Был назначен день и установлен скромный церемониал вступления в город этого Колумба новейших времен. Началось невиданное переселение людей из одного полушария в другое, и это не столько ради одного получаса, чтобы видеть его или услышать его голос, а лишь затем, чтобы в лицо ему сказать свое громовое земное здравствуй!.. Мы с Куриловым были там и захватили с собой Лизу, чтобы поверила, как прекрасен очищенный от первородной грязи человек.
Всякий, кто, кроме нас, побывал там, наверно, помнит, что, если пройти от набережной, минуя площадь Академий, и стать лицом на юго-запад, оттуда будет виден двугорбый холм Единства с гигантским фонтаном на его второй вершине, так называемым деревом воды. Конечно, это было самое великолепное место в нашем Океане... В глянцевитых стенах Дворца статистики, покрытых китайской глазурью, отражается арочный мост через канал, и кажется, что его тончайшие, как формула математика, конструкции пронизывают толпу фантастических призраков древности, изображенных на керамических панелях. Задолго до начала торжества мы на эскалаторах поднялись туда, в знакомое кафе. Но столики были убраны, потому что не хватало места для людей. Все было полно, шумело и смеялось. Слет начался с рассвета, и бескрайние поля за Нантао искрились от обилия авиеток. Было жарко; солнечные охладители не справлялись с июньским зноем. Мы выпили пряной, льдистого и крупичатого вкуса воды. Город был виден на громадном радиусе. Как изменился он с тех пор, когда здесь бегали рикши и неуступчивые джентльмены гнездились в фортециях сеттльментов!.. Далеко впереди, за проливом, маячил в зеленой дымке остров, а позади, как исторические письмена на сером выгоревшем холсте, лежали древние кварталы Путунга и героического Чапея. Пока Курилов спорил о чем-то с Лизой (и я тогда еще не угадывал, куда клонится развязка), я просмотрел газету. Только с десятой страницы шла информация и перечислялись второстепенные сенсации дня. На одиннадцатой, под кричащим заголовком, было отведено место для интервью с какой-то некрасивой женщиной, заболевшей сыпным тифом, ее фотографии и рисунка клиники, где она была помещена; я так и не понял, в чем дело. Я прочел также стихи расхожего поэта, в звонких образах восхвалявшего прогулку пешком. Это был лирический трактат о пользе ходьбы, о том, как благотворно работает сердце и сокращаются мышцы и как играли солнечные зайчики на тропинке, по которой он ступал... Внезапно послышался отдаленный грохот оркестров. Я выронил газету.
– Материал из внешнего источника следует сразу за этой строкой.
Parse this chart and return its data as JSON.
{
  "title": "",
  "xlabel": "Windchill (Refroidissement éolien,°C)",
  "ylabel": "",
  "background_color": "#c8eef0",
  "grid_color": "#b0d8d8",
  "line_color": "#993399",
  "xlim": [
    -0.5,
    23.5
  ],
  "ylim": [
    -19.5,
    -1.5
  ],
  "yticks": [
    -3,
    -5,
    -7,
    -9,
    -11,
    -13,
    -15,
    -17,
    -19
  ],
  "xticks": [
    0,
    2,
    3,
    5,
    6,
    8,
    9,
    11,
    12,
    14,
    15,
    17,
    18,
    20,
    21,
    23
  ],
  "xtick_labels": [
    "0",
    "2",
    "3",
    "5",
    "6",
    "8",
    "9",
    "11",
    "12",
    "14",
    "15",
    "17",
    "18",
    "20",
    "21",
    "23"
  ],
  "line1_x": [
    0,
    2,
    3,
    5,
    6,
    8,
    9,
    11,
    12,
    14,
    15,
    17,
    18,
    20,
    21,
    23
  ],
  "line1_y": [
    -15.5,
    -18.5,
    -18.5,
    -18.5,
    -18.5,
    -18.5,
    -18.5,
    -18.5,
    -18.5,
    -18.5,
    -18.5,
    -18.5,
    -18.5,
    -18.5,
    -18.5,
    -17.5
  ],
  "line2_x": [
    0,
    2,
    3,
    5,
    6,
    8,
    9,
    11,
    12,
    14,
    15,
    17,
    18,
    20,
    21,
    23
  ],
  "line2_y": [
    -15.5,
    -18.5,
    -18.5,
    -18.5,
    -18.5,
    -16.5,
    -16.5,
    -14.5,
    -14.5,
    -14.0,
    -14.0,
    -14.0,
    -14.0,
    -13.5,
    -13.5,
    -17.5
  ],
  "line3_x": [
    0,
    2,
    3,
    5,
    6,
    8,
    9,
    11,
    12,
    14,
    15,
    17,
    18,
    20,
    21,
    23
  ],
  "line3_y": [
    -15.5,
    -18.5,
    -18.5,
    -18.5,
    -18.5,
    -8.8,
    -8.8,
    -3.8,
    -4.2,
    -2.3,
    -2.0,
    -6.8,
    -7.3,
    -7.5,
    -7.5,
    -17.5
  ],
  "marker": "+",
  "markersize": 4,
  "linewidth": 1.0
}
Вдруг все стихло. Улицы внизу казались пустыми из-за тишины и блестели, точно натертые тяжелым маслом. Произошло общее движение, как будто все кругом вспорхнуло. Люди обнажили головы. Я рванулся вперед, и давление могучего, единодушного вздоха упало на мои плечи. Мне все казалось, я увижу человека с темным лицом Лазаря, три дня пробывшего по ту сторону жизни. Он будет идти один, капитан сверхдалеких плаваний, распространяя вокруг себя безмолвие и холод вечности. Мои предположения рухнули сразу. На эстакаде, отлого спускавшейся на площадь, внезапно появились трое. И опять я увидел того же высокого бритого старика с вислыми усами, в широкополой черной шляпе,— председателя исполнительного комитета этого полушария. Рядом с ним и под руку шел плотный, коренастый человек в темной суконной шапочке, с умным и мужественным лицом Коломана Валиша, когда-то, на заре эры, повешенного за горло дикарями земли. Он шел, немигающими глазами глядя прямо на солнце. Третий, врач и помощник капитана, шел позади в нескольких шагах. Глаза и телемеханизмы следили за каждым их движением. Оркестры молчали, никто не кричал этим людям, и во сто крат внушительнее оваций было это человечное безмолвие.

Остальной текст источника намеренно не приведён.